Facebook initially fought back by attempting to block all Australian news on its Australian platform – or at least that’s what it thought. The Menlo Park-headquartered giant inadvertently shut down access to several government health and emergency services as part of this effort, suggesting that Facebook’s automated machinery has some trouble distinguishing what’s news and what’s not.

Facebook eventually joined at Google at the negotiation table, albeit after some changes in the law. In March, Menlo Park signed a three-year deal with News Corp to allow users access to the company’s content via Facebook.

Ecommerce buy-ins

Meanwhile online shopping has grown spectacularly over the past decade – and not just in Oz. Thanks to the growing popularity of the internet, the global ecommerce sector has grown from $399bn in 2010 to $2.2trn in 2020, according to GlobalData’s recent thematic research.
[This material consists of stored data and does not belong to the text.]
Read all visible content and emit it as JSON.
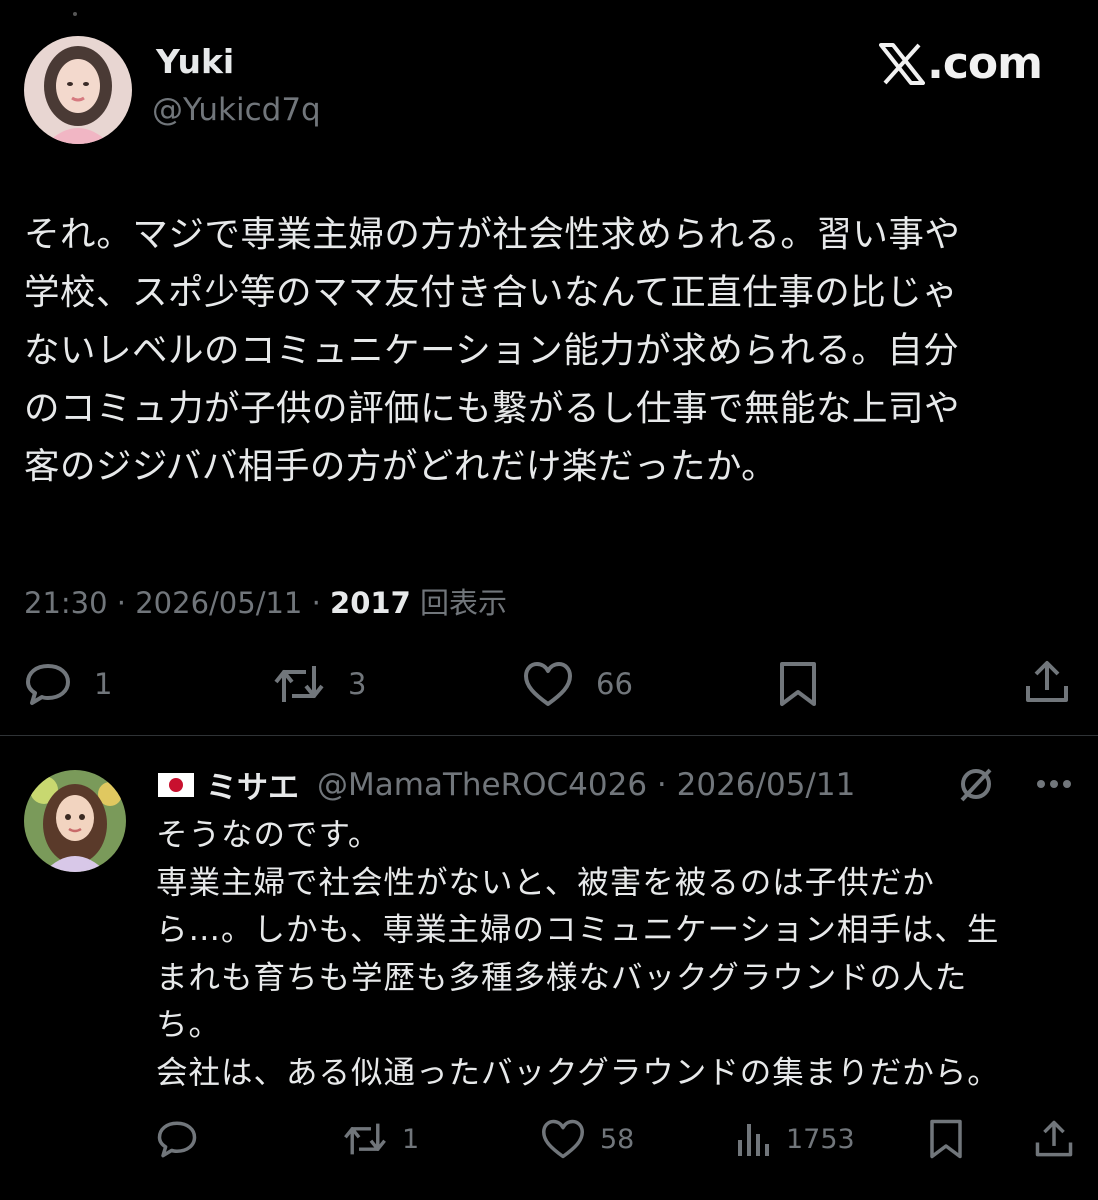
{
  "tweet": {
    "display_name": "Yuki",
    "handle": "@Yukicd7q",
    "brand": ".com",
    "text": "それ。マジで専業主婦の方が社会性求められる。習い事や\n学校、スポ少等のママ友付き合いなんて正直仕事の比じゃ\nないレベルのコミュニケーション能力が求められる。自分\nのコミュ力が子供の評価にも繋がるし仕事で無能な上司や\n客のジジババ相手の方がどれだけ楽だったか。",
    "time": "21:30",
    "sep1": " · ",
    "date": "2026/05/11",
    "sep2": " · ",
    "view_count": "2017",
    "view_label": " 回表示",
    "actions": {
      "replies": "1",
      "retweets": "3",
      "likes": "66"
    },
    "avatar_icon": "user-avatar-icon"
  },
  "reply": {
    "flag_icon": "japan-flag-icon",
    "display_name": "ミサエ",
    "handle": "@MamaTheROC4026",
    "sep": " · ",
    "date": "2026/05/11",
    "text": "そうなのです。\n専業主婦で社会性がないと、被害を被るのは子供だか\nら…。しかも、専業主婦のコミュニケーション相手は、生\nまれも育ちも学歴も多種多様なバックグラウンドの人た\nち。\n会社は、ある似通ったバックグラウンドの集まりだから。",
    "actions": {
      "retweets": "1",
      "likes": "58",
      "views": "1753"
    },
    "avatar_icon": "user-avatar-icon"
  },
  "colors": {
    "background": "#000000",
    "text": "#e7e9ea",
    "muted": "#71767b",
    "divider": "#2f3336"
  }
}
The report notes that the pandemic amplified that expansion of the sector as lockdowns and social distancing added impetus to the migration from offline to online shopping.

“Covid-19 has led to an unprecedented number of high-street closures and caused foot traffic to fall, leaving shoppers with little choice but to purchase items online,” the researchers noted. “Even consumers that had previously been reluctant shop online have embraced ecommerce. Online demand will remain strong post-pandemic.”

However, the industry faces two major obstacles on its road towards further expansions: ensuring sustainability and stricter regulations, such as the ones the ACCC inquiry may lead to.

“I suspect that we’ll start to see even more countries clamp down on these sorts of digital platforms to ensure that complaints around data collection and similar are being handled effectively,” Marcel Hollerbach, CMO at leading data integration company Productsup, tells Verdict.

Interestingly, though, if you’re looking for the sector leader, neither Amazon nor eBay show the most promise to spearhead the market, according to some estimates.

GlobalData’s thematic research scorecard for the ecommerce industry gives that honour to Apple.

“Apple takes the top spot in the ecommerce thematic rankings primarily due to its  tough stance on data privacy,” GlobalData Themes analysts note. “Unlike many of its biggest rivals, Apple doesn’t derive significant revenue from ad sales and does not sell its users’ data. Apple outperforms the tech giants in the data privacy theme, as it offers a level of security and protection to users unmatched by its competitors.”

That being said, Apple did score quite low on other Theme metrics such as mergers and acquisitions, sustainability and regulations.